The lower rates of comprehensive pathology review in the ob-gyn group could at least partially explain the discrepancy in rates of diagnosis.
There are multiple factors that could contribute to these findings. We do acknowledge that the pathologists are ultimately responsible for executing the comprehensive pathology review of the specimen. It is possible that the pathologist may associate a specimen received from an oncologist as having a higher potential for malignancy, leading to an inherent bias to look more closely for malignancy. Importantly, the surgeon has a responsibility to ensure the pathologist is aware of the patient's diagnosis and reason for surgery. In cases performed by gynecologic oncologists, the clinical history reflected in the pathology report more frequently mentioned “BRCA” as a diagnosis, which may have contributed to higher SEE-FIM protocol compliance rates. These differences suggest that proper communication between the surgeon and pathologist is imperative. Multiple opportunities exist to improve communication. For example, pathologic requests could be discussed during the preoperative time-out, the surgeon themselves could note that the patient carries a BRCA mutation and request SEE-FIM protocol on the requisition form, or they could be in direct communication with the pathologist following the procedure. Specifically stating the patient has a BRCA mutation on the pathology report is preferable to “family history of breast cancer” or another diagnosis that may be present at the time of surgery. When a health care provider notices that the final pathology report omits reference to the SEE-FIM protocol in a patient with a BRCA mutation, they could render the appropriate feedback to trigger a corrective action on the laboratory's part. Finally, we speculate that gynecologic oncologists and their operating room staff may be more accustomed to collecting washings, which could lead to higher compliance rates in obtaining peritoneal cytology.

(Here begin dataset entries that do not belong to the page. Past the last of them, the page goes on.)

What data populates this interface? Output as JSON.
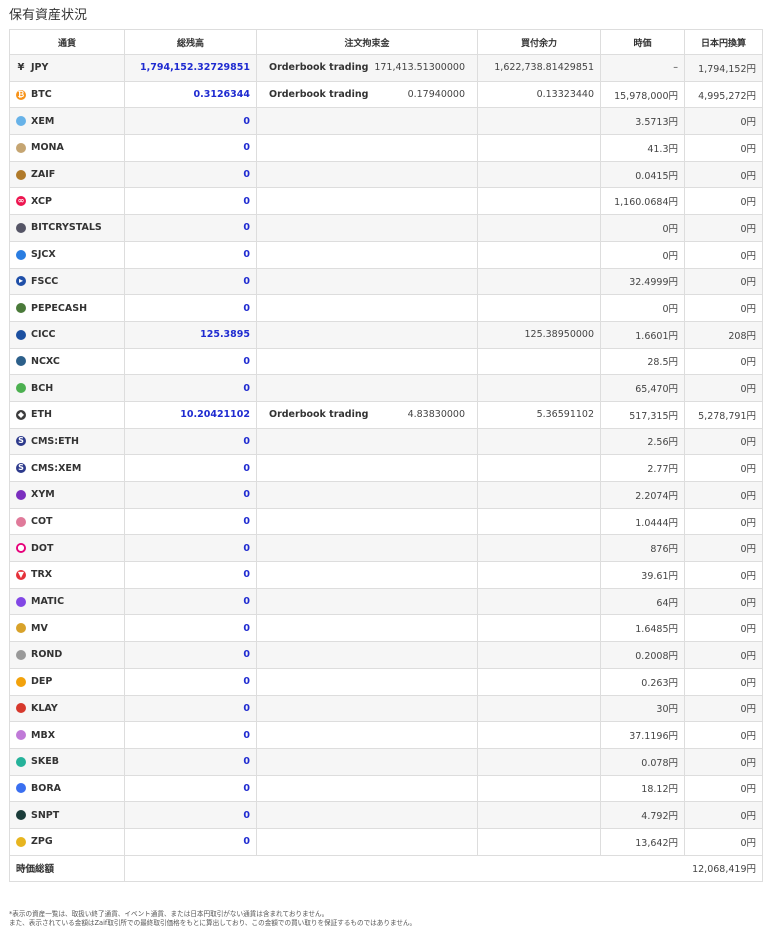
{
  "title": "保有資産状況",
  "headers": [
    "通貨",
    "総残高",
    "注文拘束金",
    "買付余力",
    "時価",
    "日本円換算"
  ],
  "rows": [
    {
      "currency": "JPY",
      "icon": "yen-icon",
      "icon_color": "#333333",
      "balance": "1,794,152.32729851",
      "order_kind": "Orderbook trading",
      "order_amount": "171,413.51300000",
      "buying_power": "1,622,738.81429851",
      "price": "–",
      "jpy": "1,794,152円"
    },
    {
      "currency": "BTC",
      "icon": "bitcoin-icon",
      "icon_color": "#f7931a",
      "balance": "0.3126344",
      "order_kind": "Orderbook trading",
      "order_amount": "0.17940000",
      "buying_power": "0.13323440",
      "price": "15,978,000円",
      "jpy": "4,995,272円"
    },
    {
      "currency": "XEM",
      "icon": "xem-icon",
      "icon_color": "#67b2e8",
      "balance": "0",
      "order_kind": "",
      "order_amount": "",
      "buying_power": "",
      "price": "3.5713円",
      "jpy": "0円"
    },
    {
      "currency": "MONA",
      "icon": "mona-icon",
      "icon_color": "#c5a572",
      "balance": "0",
      "order_kind": "",
      "order_amount": "",
      "buying_power": "",
      "price": "41.3円",
      "jpy": "0円"
    },
    {
      "currency": "ZAIF",
      "icon": "zaif-icon",
      "icon_color": "#b07a2a",
      "balance": "0",
      "order_kind": "",
      "order_amount": "",
      "buying_power": "",
      "price": "0.0415円",
      "jpy": "0円"
    },
    {
      "currency": "XCP",
      "icon": "xcp-icon",
      "icon_color": "#ed1650",
      "balance": "0",
      "order_kind": "",
      "order_amount": "",
      "buying_power": "",
      "price": "1,160.0684円",
      "jpy": "0円"
    },
    {
      "currency": "BITCRYSTALS",
      "icon": "bitcrystals-icon",
      "icon_color": "#555566",
      "balance": "0",
      "order_kind": "",
      "order_amount": "",
      "buying_power": "",
      "price": "0円",
      "jpy": "0円"
    },
    {
      "currency": "SJCX",
      "icon": "sjcx-icon",
      "icon_color": "#2a7de1",
      "balance": "0",
      "order_kind": "",
      "order_amount": "",
      "buying_power": "",
      "price": "0円",
      "jpy": "0円"
    },
    {
      "currency": "FSCC",
      "icon": "fscc-icon",
      "icon_color": "#1f4fa8",
      "balance": "0",
      "order_kind": "",
      "order_amount": "",
      "buying_power": "",
      "price": "32.4999円",
      "jpy": "0円"
    },
    {
      "currency": "PEPECASH",
      "icon": "pepecash-icon",
      "icon_color": "#4a7a3a",
      "balance": "0",
      "order_kind": "",
      "order_amount": "",
      "buying_power": "",
      "price": "0円",
      "jpy": "0円"
    },
    {
      "currency": "CICC",
      "icon": "cicc-icon",
      "icon_color": "#1b4fa0",
      "balance": "125.3895",
      "order_kind": "",
      "order_amount": "",
      "buying_power": "125.38950000",
      "price": "1.6601円",
      "jpy": "208円"
    },
    {
      "currency": "NCXC",
      "icon": "ncxc-icon",
      "icon_color": "#2c5f8a",
      "balance": "0",
      "order_kind": "",
      "order_amount": "",
      "buying_power": "",
      "price": "28.5円",
      "jpy": "0円"
    },
    {
      "currency": "BCH",
      "icon": "bch-icon",
      "icon_color": "#4cb050",
      "balance": "0",
      "order_kind": "",
      "order_amount": "",
      "buying_power": "",
      "price": "65,470円",
      "jpy": "0円"
    },
    {
      "currency": "ETH",
      "icon": "ethereum-icon",
      "icon_color": "#3c3c3d",
      "balance": "10.20421102",
      "order_kind": "Orderbook trading",
      "order_amount": "4.83830000",
      "buying_power": "5.36591102",
      "price": "517,315円",
      "jpy": "5,278,791円"
    },
    {
      "currency": "CMS:ETH",
      "icon": "cms-icon",
      "icon_color": "#2d3a8c",
      "balance": "0",
      "order_kind": "",
      "order_amount": "",
      "buying_power": "",
      "price": "2.56円",
      "jpy": "0円"
    },
    {
      "currency": "CMS:XEM",
      "icon": "cms-icon",
      "icon_color": "#2d3a8c",
      "balance": "0",
      "order_kind": "",
      "order_amount": "",
      "buying_power": "",
      "price": "2.77円",
      "jpy": "0円"
    },
    {
      "currency": "XYM",
      "icon": "xym-icon",
      "icon_color": "#7b2fbf",
      "balance": "0",
      "order_kind": "",
      "order_amount": "",
      "buying_power": "",
      "price": "2.2074円",
      "jpy": "0円"
    },
    {
      "currency": "COT",
      "icon": "cot-icon",
      "icon_color": "#e07a9a",
      "balance": "0",
      "order_kind": "",
      "order_amount": "",
      "buying_power": "",
      "price": "1.0444円",
      "jpy": "0円"
    },
    {
      "currency": "DOT",
      "icon": "polkadot-icon",
      "icon_color": "#e6007a",
      "balance": "0",
      "order_kind": "",
      "order_amount": "",
      "buying_power": "",
      "price": "876円",
      "jpy": "0円"
    },
    {
      "currency": "TRX",
      "icon": "tron-icon",
      "icon_color": "#e5313a",
      "balance": "0",
      "order_kind": "",
      "order_amount": "",
      "buying_power": "",
      "price": "39.61円",
      "jpy": "0円"
    },
    {
      "currency": "MATIC",
      "icon": "matic-icon",
      "icon_color": "#8247e5",
      "balance": "0",
      "order_kind": "",
      "order_amount": "",
      "buying_power": "",
      "price": "64円",
      "jpy": "0円"
    },
    {
      "currency": "MV",
      "icon": "mv-icon",
      "icon_color": "#d8a22a",
      "balance": "0",
      "order_kind": "",
      "order_amount": "",
      "buying_power": "",
      "price": "1.6485円",
      "jpy": "0円"
    },
    {
      "currency": "ROND",
      "icon": "rond-icon",
      "icon_color": "#999999",
      "balance": "0",
      "order_kind": "",
      "order_amount": "",
      "buying_power": "",
      "price": "0.2008円",
      "jpy": "0円"
    },
    {
      "currency": "DEP",
      "icon": "dep-icon",
      "icon_color": "#f2a20c",
      "balance": "0",
      "order_kind": "",
      "order_amount": "",
      "buying_power": "",
      "price": "0.263円",
      "jpy": "0円"
    },
    {
      "currency": "KLAY",
      "icon": "klay-icon",
      "icon_color": "#d6382c",
      "balance": "0",
      "order_kind": "",
      "order_amount": "",
      "buying_power": "",
      "price": "30円",
      "jpy": "0円"
    },
    {
      "currency": "MBX",
      "icon": "mbx-icon",
      "icon_color": "#c07ad8",
      "balance": "0",
      "order_kind": "",
      "order_amount": "",
      "buying_power": "",
      "price": "37.1196円",
      "jpy": "0円"
    },
    {
      "currency": "SKEB",
      "icon": "skeb-icon",
      "icon_color": "#25b29a",
      "balance": "0",
      "order_kind": "",
      "order_amount": "",
      "buying_power": "",
      "price": "0.078円",
      "jpy": "0円"
    },
    {
      "currency": "BORA",
      "icon": "bora-icon",
      "icon_color": "#3a6ff0",
      "balance": "0",
      "order_kind": "",
      "order_amount": "",
      "buying_power": "",
      "price": "18.12円",
      "jpy": "0円"
    },
    {
      "currency": "SNPT",
      "icon": "snpt-icon",
      "icon_color": "#1a3c3a",
      "balance": "0",
      "order_kind": "",
      "order_amount": "",
      "buying_power": "",
      "price": "4.792円",
      "jpy": "0円"
    },
    {
      "currency": "ZPG",
      "icon": "zpg-icon",
      "icon_color": "#e7b520",
      "balance": "0",
      "order_kind": "",
      "order_amount": "",
      "buying_power": "",
      "price": "13,642円",
      "jpy": "0円"
    }
  ],
  "total": {
    "label": "時価総額",
    "value": "12,068,419円"
  },
  "notes": [
    "*表示の資産一覧は、取扱い終了通貨、イベント通貨、または日本円取引がない通貨は含まれておりません。",
    "また、表示されている金額はZaif取引所での最終取引価格をもとに算出しており、この金額での買い取りを保証するものではありません。"
  ]
}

The strengths of this study include multicenter data collection, a large sample size, and a variety of health care providers in both academic and nonacademic settings. Although these were advantages and allow the results to be more generalizable, the hybrid nature of both health systems poses a challenge for analyzing rates of protocol adherence by academic status.
This study is limited by the use of retrospective data, though the goal of measuring health care provider compliance would be difficult to accomplish prospectively. Additionally, owing to the retrospective nature of this study, we felt that it was most important to include data that was as objective as possible to fairly assess compliance. Collection of washings, the SEE-FIM protocol, and length of fallopian tube are all objective measures that are detailed in a pathology report.
Ideally, we would like to know whether health care provider type confers a survival benefit, but this is not feasible given the long survival after risk-reducing salpingo-oophorectomy. However, we do speculate that, if occult malignancy is missed, patients will not receive indicated treatment and may have higher risk of recurrence or progression in the future.7,11
In conclusion, our data suggest that there is a discrepancy in adherence to guideline-based care between ob-gyns and gynecologic oncologists. This lack of adherence could contribute to the difference in rates of occult neoplasm. This study emphasizes the need for health care provider education and the importance of communication with the pathology team responsible for submitting and reviewing the specimen. Rates of risk-reducing surgery will likely continue to increase as genetic testing becomes more widespread. Referral to a subspecialist or a hospital that has health care providers who routinely do these procedures may be warranted to ensure patients are receiving more complete, guideline-based care.